Hint: The given problem can be converted into the division of the given values like eight hours can be converted into$\dfrac{1}{8}$.
So that we can make use of the division operator and try to find the unknown values by simplification in the division terms.

Complete step-by-step solution:
First, convert every given thing according to the division.
Starting with the person Pam alone who is able to finish the given work in twenty hours with no one helped can be converted into$P = \dfrac{1}{{20}}$.
Second, the person Sam alone is able to do the same work that Sam did, which is required twenty-four hours (more than Sam working hours) can be converted into$S = \dfrac{1}{{24}}$.
For the Tam, there are no given working hours and we have to find that so make the variable x for the simplification purpose, thus we get the converted hours is$T = \dfrac{1}{x}$.
Also, given that Pam, Sam, and Tam all of them working together can complete a job in eight hours, thus converted into $P + S + T = \dfrac{1}{8}$(all three working hours).
Hence, we know the values for Pam and Sam, substituting the values we get \[P + S + T = \dfrac{1}{8} \Rightarrow \dfrac{1}{{20}} + \dfrac{1}{{24}} + \dfrac{1}{x} = \dfrac{1}{8}\]since we need to find the working hours for the Tam only.
So, make the value x on the left side and all other values on the right side we get\[ \Rightarrow \dfrac{1}{x} = \dfrac{1}{8} - \dfrac{1}{{20}} - \dfrac{1}{{24}}\].
Cross multiplied with the use of the LCM method we get\[ \Rightarrow \dfrac{1}{x} = \dfrac{{15 - 6 - 5}}{{120}} = \dfrac{1}{{30}}\].

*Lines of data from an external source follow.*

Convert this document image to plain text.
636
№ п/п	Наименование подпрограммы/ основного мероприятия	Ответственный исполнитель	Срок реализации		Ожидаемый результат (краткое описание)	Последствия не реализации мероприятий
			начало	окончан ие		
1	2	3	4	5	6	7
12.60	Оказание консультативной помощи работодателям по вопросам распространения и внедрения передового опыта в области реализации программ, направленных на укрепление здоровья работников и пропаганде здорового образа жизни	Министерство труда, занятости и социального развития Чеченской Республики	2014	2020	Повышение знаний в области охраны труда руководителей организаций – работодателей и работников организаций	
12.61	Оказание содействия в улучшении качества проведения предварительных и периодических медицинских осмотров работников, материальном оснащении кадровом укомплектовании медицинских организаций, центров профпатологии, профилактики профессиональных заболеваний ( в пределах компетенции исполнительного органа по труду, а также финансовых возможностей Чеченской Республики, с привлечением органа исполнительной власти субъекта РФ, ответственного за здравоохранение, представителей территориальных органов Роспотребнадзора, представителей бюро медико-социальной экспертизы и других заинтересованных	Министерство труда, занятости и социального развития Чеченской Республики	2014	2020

Now convert the value x in the numerator we get, $x = 30$ which is the required hours for Tam to complete the work alone.

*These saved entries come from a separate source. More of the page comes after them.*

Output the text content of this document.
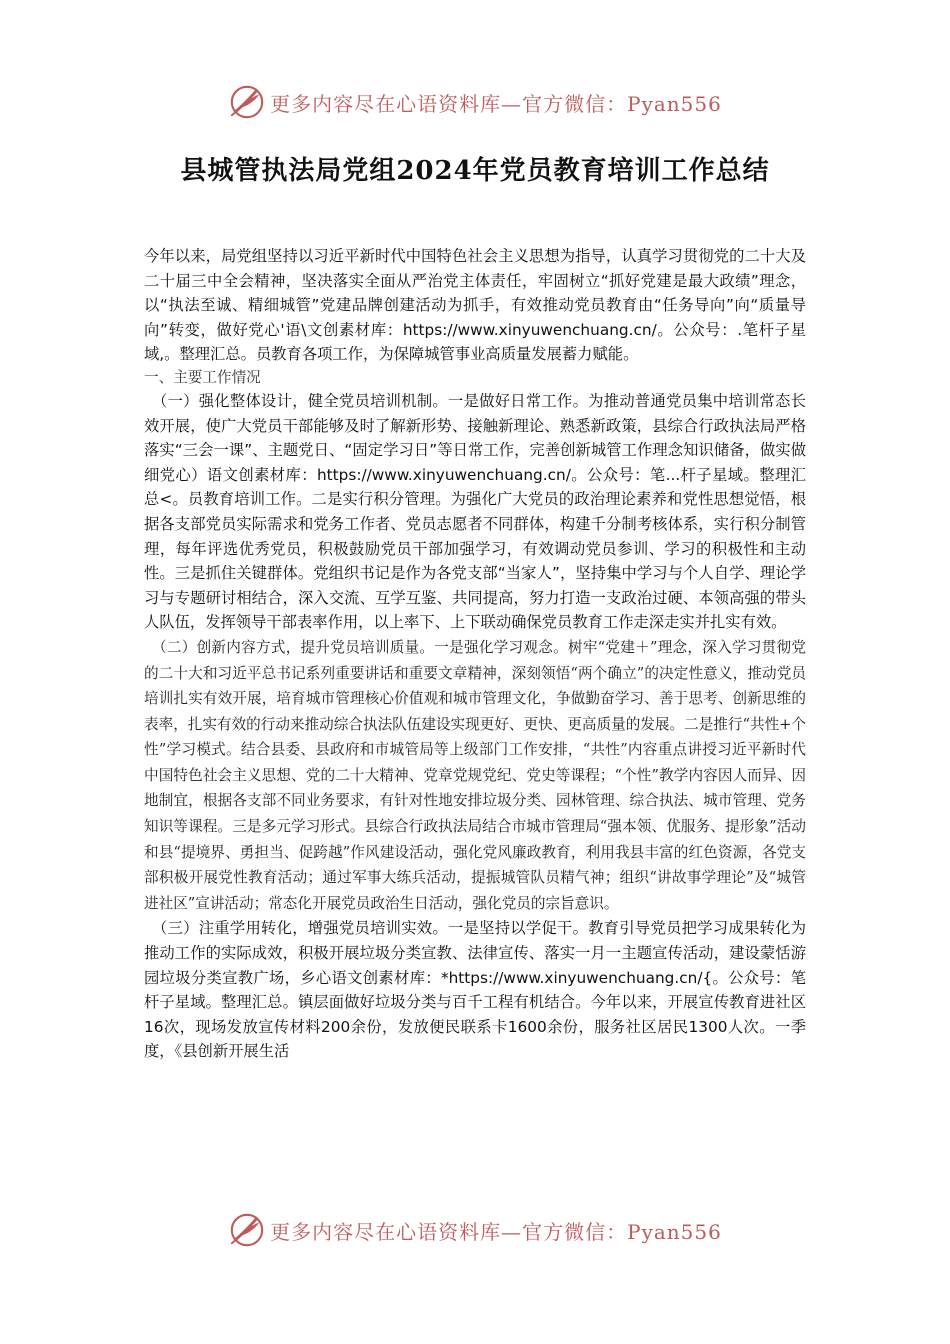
更多内容尽在心语资料库—官方微信：Pyan556
县城管执法局党组2024年党员教育培训工作总结

今年以来，局党组坚持以习近平新时代中国特色社会主义思想为指导，认真学习贯彻党的二十大及二十届三中全会精神，坚决落实全面从严治党主体责任，牢固树立“抓好党建是最大政绩”理念，以“执法至诚、精细城管”党建品牌创建活动为抓手，有效推动党员教育由“任务导向”向“质量导向”转变，做好党心'语\文创素材库：https://www.xinyuwenchuang.cn/。公众号：.笔杆子星域,。整理汇总。员教育各项工作，为保障城管事业高质量发展蓄力赋能。

一、主要工作情况

（一）强化整体设计，健全党员培训机制。一是做好日常工作。为推动普通党员集中培训常态长效开展，使广大党员干部能够及时了解新形势、接触新理论、熟悉新政策，县综合行政执法局严格落实“三会一课”、主题党日、“固定学习日”等日常工作，完善创新城管工作理念知识储备，做实做细党心）语文创素材库：https://www.xinyuwenchuang.cn/。公众号：笔...杆子星域。整理汇总<。员教育培训工作。二是实行积分管理。为强化广大党员的政治理论素养和党性思想觉悟，根据各支部党员实际需求和党务工作者、党员志愿者不同群体，构建千分制考核体系，实行积分制管理，每年评选优秀党员，积极鼓励党员干部加强学习，有效调动党员参训、学习的积极性和主动性。三是抓住关键群体。党组织书记是作为各党支部“当家人”，坚持集中学习与个人自学、理论学习与专题研讨相结合，深入交流、互学互鉴、共同提高，努力打造一支政治过硬、本领高强的带头人队伍，发挥领导干部表率作用，以上率下、上下联动确保党员教育工作走深走实并扎实有效。

（二）创新内容方式，提升党员培训质量。一是强化学习观念。树牢“党建＋”理念，深入学习贯彻党的二十大和习近平总书记系列重要讲话和重要文章精神，深刻领悟“两个确立”的决定性意义，推动党员培训扎实有效开展，培育城市管理核心价值观和城市管理文化，争做勤奋学习、善于思考、创新思维的表率，扎实有效的行动来推动综合执法队伍建设实现更好、更快、更高质量的发展。二是推行“共性+个性”学习模式。结合县委、县政府和市城管局等上级部门工作安排，“共性”内容重点讲授习近平新时代中国特色社会主义思想、党的二十大精神、党章党规党纪、党史等课程；“个性”教学内容因人而异、因地制宜，根据各支部不同业务要求，有针对性地安排垃圾分类、园林管理、综合执法、城市管理、党务知识等课程。三是多元学习形式。县综合行政执法局结合市城市管理局“强本领、优服务、提形象”活动和县“提境界、勇担当、促跨越”作风建设活动，强化党风廉政教育，利用我县丰富的红色资源，各党支部积极开展党性教育活动；通过军事大练兵活动，提振城管队员精气神；组织“讲故事学理论”及“城管进社区”宣讲活动；常态化开展党员政治生日活动，强化党员的宗旨意识。

（三）注重学用转化，增强党员培训实效。一是坚持以学促干。教育引导党员把学习成果转化为推动工作的实际成效，积极开展垃圾分类宣教、法律宣传、落实一月一主题宣传活动，建设蒙恬游园垃圾分类宣教广场，乡心语文创素材库：*https://www.xinyuwenchuang.cn/{。公众号：笔杆子星域。整理汇总。镇层面做好垃圾分类与百千工程有机结合。今年以来，开展宣传教育进社区16次，现场发放宣传材料200余份，发放便民联系卡1600余份，服务社区居民1300人次。一季度，《县创新开展生活

更多内容尽在心语资料库—官方微信：Pyan556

Note: We cannot solve this problem without converting the terms into division terms, if we do that the answer is wrong.
There are many other problems like finding the missing working hours, finding the working days we have to convert and solve these kinds of problems.
LCM is the method of Least common multiple, where find the least numbers from the common multiples of two or more than two numbers.